Mildred made such little effort in leaning forward to deliver the obligatory social kiss that the gap left between her and Mim was wide enough for a fit-ball. ‘Mim, darling, glad you could make it, you look …’ (having started the standard line Mildred was trapped with having to finish it, but, after giving Mim the speedy once-over decided she certainly couldn’t say ‘lovely or gorgeous’ as one normally would) ‘… like you’re having fun,’ she ended creatively.
Mildred Woolcott had a single raison d’être – to b
e seen as a tireless fundraiser for charity. As such it was crucial to keep oneself on the A-list. The more glamorous her functions were, the more well-known and wealthy the attendees, the more likely it was that Mildred would remain top-of-mind (and top-of-list) when the invitations were sent for the most prestigious functions in Melbourne.
Mildred could readily whip up 500 or 1000 guests willing to fork out $500 per head and then part with another $100 or so for the obligatory raffle and auction.
The funds raised today would pay for a life-saving operation for little Prewitt Gahungu, a child from Burundi in Africa who had been flown to Melbourne from his birthplace only days before.
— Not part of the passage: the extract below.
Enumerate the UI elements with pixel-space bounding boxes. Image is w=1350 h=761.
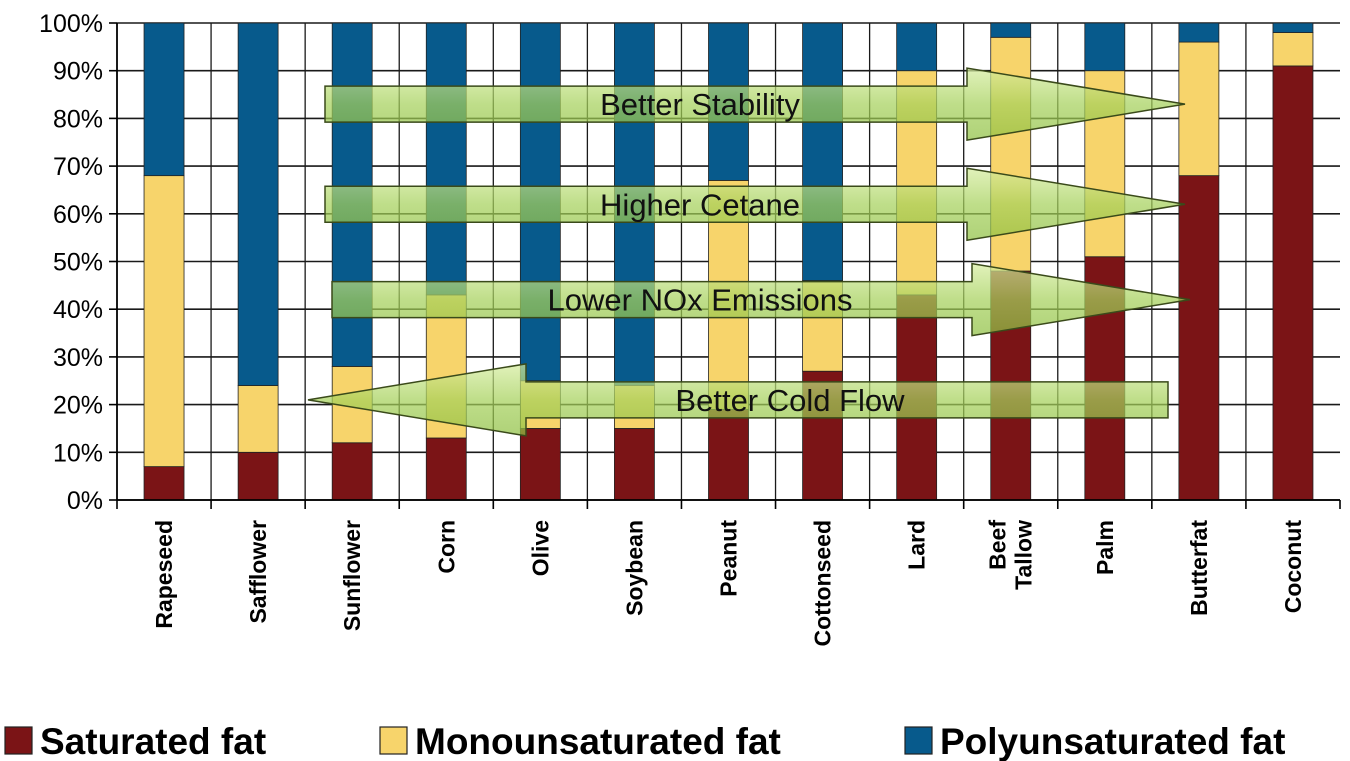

Mildred had pulled off the ultimate PR coup, arranging for the current affairs program The Hard Word to film a documentary on the boy during his stay.
To have the child at the luncheon, complete with television crew, would draw even more newspaper and magazine photographers. The publicity of this one event was destined to spread far and wide and last a good month or more, and Mildred would feature in every photo, newscast and article. It was the stuff of which socialites’ dreams were made.
Mildred had seen a photograph of the child, and he was perfect. Cute little nose, bright sparkling eyes and huge smile. The low lighting in the ballroom was going to prove problematic, of course – he was very black. Never mind, she was sure the professionals could Photoshop the images later.
And just think how philanthropic she was going to appear, how generous and giving. She was bound to be asked to all the right Carnival Marquees this year, and of course the Hamilton Mid-Summer Ball in Sydney. Only the best Who’s Who were invited to that.
Mildred had been darting around nervously all morning, ensuring the right tables were close to the runway, relieved to note that the right people were socialising with the right people and ensuring that the unattractive, unconnected people were placed up on the back tables, in the dim light. But her eyes had continued to nervously flicker at the door, awaiting the arrival of her little celebrity (and the all-important accompanying camera crew).